Leo Trevi has lots going for him: he’s a male lead whose camp I found myself in immediately because he’s the all-round good guy and does everything to prove it. And there just aren’t enough of them of late, especially in fiction when the bad boys seem to be all the (overrated) rage these days.

But what’s not to like, really? He tries hard at everything, doing all it did stay in the upper echelons of hockey and wouldn’t give up on Georgia when all she’d done was to cause him pain. My frustration with Georgia might seem a little unfair given her traumatic past, yet it’s difficult to excuse her actions for treating Leo like her personal punching bag. The frosty, standoffish (and hypocritical) front she takes up with Leo when she was the one who’d given up on them to begin with baffled me, a sentiment that soon morphed into disbelief and not just a slight bit of loathing when she pushed him away constantly to protect herself after meeting him again 6 years later.

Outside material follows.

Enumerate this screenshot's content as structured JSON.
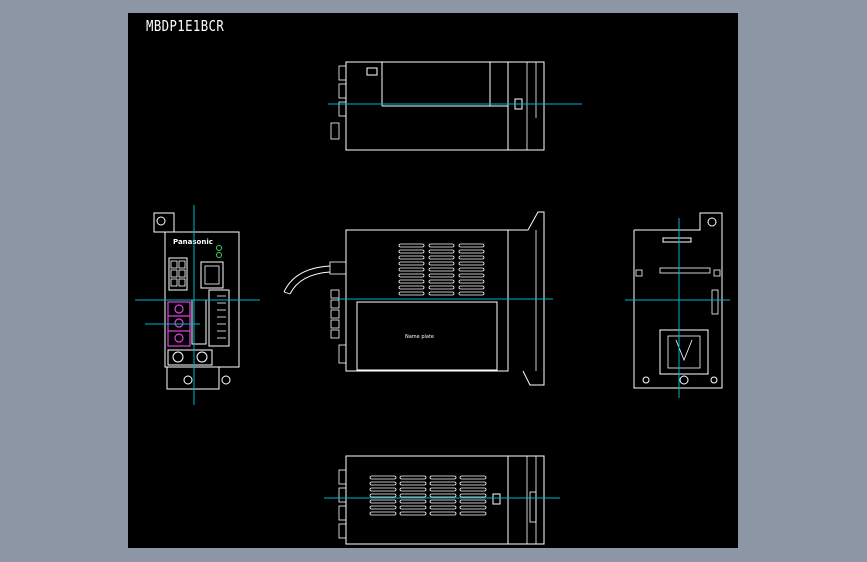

Above all, I thought there simply weren’t enough cathartic moments between Leo and Georgia. There’s so much Bowen covers about the hockey season, the plays, the trades and even the sex scenes that I thought it compromised just how much both Leo/Georgia needed to sort out outside the bedroom. At least that was something I felt I badly needed to read about, given Bowen’s brave penchant for writing trauma into her characters – that they needed *not* to gloss over the events that had been so pivotal in their high school days. That this aspect was so insufficiently dealt with somehow made this pairing’s getting together never a sure thing (dependent rather, on Georgia’s current courage-metre) until the abrupt end that left me dissatisfied and disappointed.

Character-gripes aside, Brooklyn Bruisers is shaping up to be a series that I could get into: there’re secondary characters who are crying out for their own stories to be told and perhaps, even a mysterious billionaire owner who might need his own HEA.